NaNoWriMo and Kvetching
Over at her own site, Mary Robinette Kowal notes that at the moment there are some published novelists who are bagging on National Novel Writing Month and calling it waste of time and a bad idea for aspiring writers. She counters this by noting that her novel Shades of Milk and Honey (which is fabulous, by the way) was a NaNoWriMo novel — that is to say she wrote it first as part of the that experience, then finished it and sent it off. So the suggestion that NaNoWriMo is a waste of time and/or effort is pretty definitively rebutted in her own experience.
My own comments to folks, professional novelists or otherwise, who want to hate on NaNoWriMo is as follows:
1. Dude, a program that encourages thousands of people annually to celebrate the act of creating words — of creating their own words — and you want to piss all over that? If you look to the right, I have some kittens you can set on fire while you’re at it.
2. Even if you think it’s a waste of time, it’s not a waste of of your time, so why do you care?
3. Alternately, even if something like NaNoWriMo doesn’t match your own writing process, there are a lot of writing processes out there. So if this one works for some aspiring writers, don’t crap on them for it.
The third point here is especially salient. One of the kvetches I’ve seen from the pro set about NaNoWriMo is that writing a novel only in one month, once a year, is not the way pros do it, and it sets a bad example for up and coming writers. And my own response to that is, well, maybe that’s not how you do it. But you know what, in 2009 I wrote one novel, and I wrote in about five weeks very much on a NaNoWriMo plan of writing a certain volume of words per day, and then for the rest of the year I did and wrote other things. I have to say it worked out pretty well for me. And I’m fairly sure I qualify as a pro. I mean, I’ll have to check. But for now let’s assume I am.

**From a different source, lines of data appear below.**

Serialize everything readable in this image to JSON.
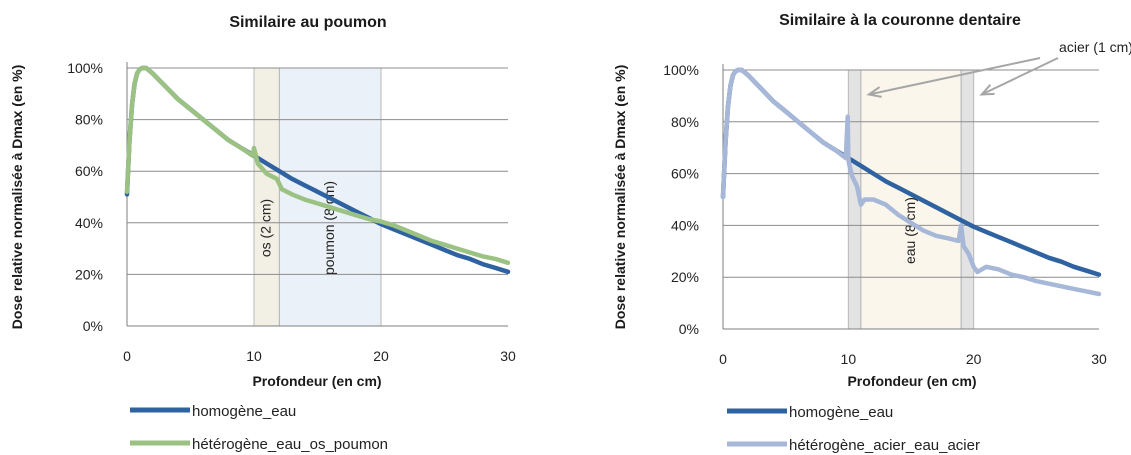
{
  "chart_data": [
    {
      "type": "line",
      "title": "Similaire au poumon",
      "xlabel": "Profondeur (en cm)",
      "ylabel": "Dose relative normalisée à Dmax (en %)",
      "xlim": [
        0,
        30
      ],
      "ylim": [
        0,
        100
      ],
      "x_ticks": [
        "0",
        "10",
        "20",
        "30"
      ],
      "y_ticks": [
        "0%",
        "20%",
        "40%",
        "60%",
        "80%",
        "100%"
      ],
      "grid": "horizontal",
      "legend_position": "bottom",
      "regions": [
        {
          "x0": 10,
          "x1": 12,
          "label": "os  (2 cm)",
          "color": "#e8e2cf"
        },
        {
          "x0": 12,
          "x1": 20,
          "label": "poumon  (8 cm)",
          "color": "#d9e6f3"
        }
      ],
      "series": [
        {
          "name": "homogène_eau",
          "color": "#2e62a0",
          "x": [
            0,
            0.2,
            0.4,
            0.6,
            0.8,
            1.0,
            1.2,
            1.5,
            2,
            3,
            4,
            5,
            6,
            7,
            8,
            9,
            10,
            11,
            12,
            13,
            14,
            15,
            16,
            17,
            18,
            19,
            20,
            21,
            22,
            23,
            24,
            25,
            26,
            27,
            28,
            29,
            30
          ],
          "values": [
            51,
            72,
            86,
            94,
            98,
            99.5,
            100,
            100,
            98,
            93,
            88,
            84,
            80,
            76,
            72,
            69,
            66,
            63,
            60,
            57,
            54.5,
            52,
            49.5,
            47,
            44.5,
            42,
            39.5,
            37.5,
            35.5,
            33.5,
            31.5,
            29.5,
            27.5,
            26,
            24,
            22.5,
            21
          ]
        },
        {
          "name": "hétérogène_eau_os_poumon",
          "color": "#9bc283",
          "x": [
            0,
            0.2,
            0.4,
            0.6,
            0.8,
            1.0,
            1.2,
            1.5,
            2,
            3,
            4,
            5,
            6,
            7,
            8,
            9,
            9.9,
            10.0,
            10.3,
            11,
            11.8,
            12.2,
            13,
            14,
            15,
            16,
            17,
            18,
            19,
            20,
            21,
            22,
            23,
            24,
            25,
            26,
            27,
            28,
            29,
            30
          ],
          "values": [
            52,
            72,
            86,
            94,
            98,
            99.5,
            100,
            100,
            98,
            93,
            88,
            84,
            80,
            76,
            72,
            69,
            66,
            69,
            63,
            59,
            57,
            53,
            51,
            49,
            47.5,
            46,
            44.5,
            43,
            41.5,
            40.5,
            39,
            37,
            35,
            33,
            31.5,
            30,
            28.5,
            27,
            26,
            24.5
          ]
        }
      ]
    },
    {
      "type": "line",
      "title": "Similaire à la couronne dentaire",
      "xlabel": "Profondeur (en cm)",
      "ylabel": "Dose relative normalisée à Dmax (en %)",
      "xlim": [
        0,
        30
      ],
      "ylim": [
        0,
        100
      ],
      "x_ticks": [
        "0",
        "10",
        "20",
        "30"
      ],
      "y_ticks": [
        "0%",
        "20%",
        "40%",
        "60%",
        "80%",
        "100%"
      ],
      "grid": "horizontal",
      "legend_position": "bottom",
      "regions": [
        {
          "x0": 10,
          "x1": 11,
          "label": "",
          "color": "#cccccc"
        },
        {
          "x0": 11,
          "x1": 19,
          "label": "eau  (8 cm)",
          "color": "#f6efdd"
        },
        {
          "x0": 19,
          "x1": 20,
          "label": "",
          "color": "#cccccc"
        }
      ],
      "annotation": {
        "text": "acier (1 cm)",
        "targets_x": [
          11,
          20
        ]
      },
      "series": [
        {
          "name": "homogène_eau",
          "color": "#2e62a0",
          "x": [
            0,
            0.2,
            0.4,
            0.6,
            0.8,
            1.0,
            1.2,
            1.5,
            2,
            3,
            4,
            5,
            6,
            7,
            8,
            9,
            10,
            11,
            12,
            13,
            14,
            15,
            16,
            17,
            18,
            19,
            20,
            21,
            22,
            23,
            24,
            25,
            26,
            27,
            28,
            29,
            30
          ],
          "values": [
            51,
            72,
            86,
            94,
            98,
            99.5,
            100,
            100,
            98,
            93,
            88,
            84,
            80,
            76,
            72,
            69,
            66,
            63,
            60,
            57,
            54.5,
            52,
            49.5,
            47,
            44.5,
            42,
            39.5,
            37.5,
            35.5,
            33.5,
            31.5,
            29.5,
            27.5,
            26,
            24,
            22.5,
            21
          ]
        },
        {
          "name": "hétérogène_acier_eau_acier",
          "color": "#a7b7d8",
          "x": [
            0,
            0.2,
            0.4,
            0.6,
            0.8,
            1.0,
            1.2,
            1.5,
            2,
            3,
            4,
            5,
            6,
            7,
            8,
            9,
            9.8,
            9.95,
            10.0,
            10.05,
            10.3,
            10.7,
            11,
            11.3,
            12,
            13,
            14,
            15,
            16,
            17,
            18,
            18.8,
            19.0,
            19.2,
            19.6,
            20.0,
            20.3,
            21,
            22,
            23,
            24,
            25,
            26,
            27,
            28,
            29,
            30
          ],
          "values": [
            51,
            72,
            86,
            94,
            98,
            99.5,
            100,
            100,
            98,
            93,
            88,
            84,
            80,
            76,
            72,
            69,
            66,
            82,
            66,
            64,
            59,
            55,
            48,
            50,
            50,
            48,
            44,
            41,
            38,
            36,
            35,
            34,
            40,
            32,
            29,
            24,
            22,
            24,
            23,
            21,
            20,
            18.5,
            17.5,
            16.5,
            15.5,
            14.5,
            13.5
          ]
        }
      ]
    }
  ]
}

As Mary notes over on her site, one of the hardest things newer writers face when tackling a novel is conceptualizing the idea that they are going to scale a mountain of words in one extended go. Writing a novel’s worth of words is hard, and it’s even harder when you’ve not done it before and you’re psyching yourself out about it. NaNoWriMo offers a way for these writers to take a swing at that process in a systematized fashion, and in a crowd, and both of these things can offer a fair amount of psychological comfort to a person embarking on what is in fact a lonely and arduous process of sitting in front of a keyboard with a goal of about two thousand words a day.
Is it going to work for everyone? No. Is it going to be useful for everyone? No. But it’s going to be useful for some, and that’s fine — the ones it’s not useful for will find some other way to climb that mountain. Meanwhile the skills that those it works for learn — write every day, keep writing, get that story done — are skills that are transferable outside of the NaNoWriMo context and will be a benefit when that new writer, having completed the task of writing 50,000 words in one month, decides to try to write 100,000. In April. Or whenever. Yes, there may be some people who fetishize NaNoWriMo or take less than useful lessons from it (“Novels must be 50,000 words! They must only be written in November!”), but let’s entertain the notion that this will be more about those particular people than it is about NaNoWriMo.
So if you’re a pro novelist or whomever wringing your hands over NaNoWriMo, remember that hands are for typing, not for wringing, and get back to your own work and let the kids have their fun. If you’re a NaNoWriMo participant and you’ve heard the grousing of the pros, ignore it and enjoy your experience of banging out words. In the end, no one cares how or why or under what circumstances a novel has been created, they care about the words on the page. Readers don’t read process. They read novels.